ASEAN Beat | Economy | Southeast Asia
The country’s four largest meth seizures on record have come over the past 15 months – striking evidence of the scale of the recent Mekong drug production boom.
Over the weekend, authorities in Laos made another gargantuan seizure of methamphetamines, the latest sign of the continuing explosion of illicit drug production in mainland Southeast Asia. On Saturday, an official from the United Nations Office on Drugs and Crime (UNODC) said that the government had intercepted a haul of 33 million meth tablets along with 500 kilograms of crystal methamphetamine, their third largest seizure of the drug on record.
According to a report by The Associated Press, which cited Jeremy Douglas, the UNODC’s Bangkok-based regional representative, the seizure came after 200,000 tablets were found on Friday night in a truck at a checkpoint in Bokeo province in northwestern Laos. Information gleaned from the truck’s driver led immediately to the larger seizure.
The bust is just the latest evidence of the massive amounts of illegal narcotics – particularly amphetamine-type stimulants (ATSs) – that are now flooding out of the conflict zones of Myanmar’s Shan State. Back in May, UNODC reported that the number of methamphetamine tablets seized in East and Southeast Asia exceeded 1 billion for the first time in 2021. They were part of a region-wide haul of almost 172 tons of methamphetamine – an amount seven times higher than that seized 10 years earlier.
The spike is part of a long-term trend of Myanmar-based drug syndicates moving away from the production of heroin, which involves the cultivation of a perishable crop – the opium poppy – and toward the production of synthetic narcotics, including ATSs in their various forms. According to UNODC, these syndicates are now able to produce the ingredients to manufacture various drugs, including crystal meth and meth pills (yaba), as well as synthetic opioids.
The increase has also been aided by the COVID-19 pandemic and the associated movement restrictions, which pushed these syndicates to diversify their transport routes. According to UNODC, an increasingly prominent trafficking route now runs through Laos, a nation that has relatively weak law enforcement capacity and shares a remote and loosely policed border with the easternmost reaches of Shan State in Myanmar.

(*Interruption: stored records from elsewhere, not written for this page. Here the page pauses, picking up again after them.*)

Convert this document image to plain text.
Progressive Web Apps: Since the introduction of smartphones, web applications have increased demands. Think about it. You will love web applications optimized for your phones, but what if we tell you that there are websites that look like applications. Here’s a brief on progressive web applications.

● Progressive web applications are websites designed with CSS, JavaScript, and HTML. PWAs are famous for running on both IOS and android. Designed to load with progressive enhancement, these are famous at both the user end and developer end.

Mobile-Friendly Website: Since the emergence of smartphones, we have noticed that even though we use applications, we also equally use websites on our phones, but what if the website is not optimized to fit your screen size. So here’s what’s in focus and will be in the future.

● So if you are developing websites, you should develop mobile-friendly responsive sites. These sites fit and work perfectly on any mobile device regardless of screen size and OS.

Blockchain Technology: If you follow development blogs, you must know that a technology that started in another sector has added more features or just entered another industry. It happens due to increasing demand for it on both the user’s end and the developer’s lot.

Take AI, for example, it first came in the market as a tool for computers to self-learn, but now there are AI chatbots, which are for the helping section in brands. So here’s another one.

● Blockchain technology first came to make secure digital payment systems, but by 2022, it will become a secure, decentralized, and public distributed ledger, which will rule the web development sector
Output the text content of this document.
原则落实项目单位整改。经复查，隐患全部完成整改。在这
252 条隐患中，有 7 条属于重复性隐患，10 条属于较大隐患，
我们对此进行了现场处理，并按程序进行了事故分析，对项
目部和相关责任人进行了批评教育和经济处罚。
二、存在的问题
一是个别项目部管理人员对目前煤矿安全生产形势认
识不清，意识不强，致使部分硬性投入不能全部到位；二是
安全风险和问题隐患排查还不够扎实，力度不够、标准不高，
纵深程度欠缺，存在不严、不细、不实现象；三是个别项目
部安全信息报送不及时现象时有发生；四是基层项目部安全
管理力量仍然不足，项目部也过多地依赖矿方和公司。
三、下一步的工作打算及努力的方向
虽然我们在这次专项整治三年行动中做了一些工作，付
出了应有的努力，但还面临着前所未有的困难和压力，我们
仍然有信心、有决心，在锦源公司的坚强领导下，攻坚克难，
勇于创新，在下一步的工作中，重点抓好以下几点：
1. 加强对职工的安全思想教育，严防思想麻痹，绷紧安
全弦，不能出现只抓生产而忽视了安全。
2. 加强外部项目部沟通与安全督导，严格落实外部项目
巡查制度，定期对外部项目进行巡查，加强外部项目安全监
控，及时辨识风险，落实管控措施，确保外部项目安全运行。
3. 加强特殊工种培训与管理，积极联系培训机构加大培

The evidence for this is that the country’s four largest meth seizures on record have come in the past 15 months. The largest took place in October 2021, when police in Bokeo seized more than 55.6 million meth pills in a single raid, along with about 1,500 kilograms (3,300 pounds) of crystal meth. The country’s second-largest seizure, of 36.5 million pills, took place in January of this year, also in Bokeo. The fourth-largest took place in July 2021, when police stopped a truck in the capital Vientiane that contained nearly 17 million meth tablets.
To put the colossal figures in historical perspective, UNODC reported last year that Laos had seized 18.6 million methamphetamine tablets and 5.5 tons of crystal meth in the whole of 2020, up from 17.7 million and 5.1 tons in 2019. The agency also reported that in 2020, the price of methamphetamines in East and Southeast Asia had dropped to its lowest level in 10 years, as the market became overwhelmed with supply.
It is no surprise that three of these four large Lao seizures took place in Bokeo, close to the trafficking route that runs from Shan State into Laos. Indeed, this weekend’s haul was intercepted in close proximity to the Golden Triangle Special Economic Zone, a gambling-centered development run by a Chinese businessman that operates virtually independent of Lao government oversight and has long been suspected of involvement in the drug trade.
With Myanmar’s economy now in near-total dysfunction due to last year’s military coup, this figure appears set to increase further in 2023.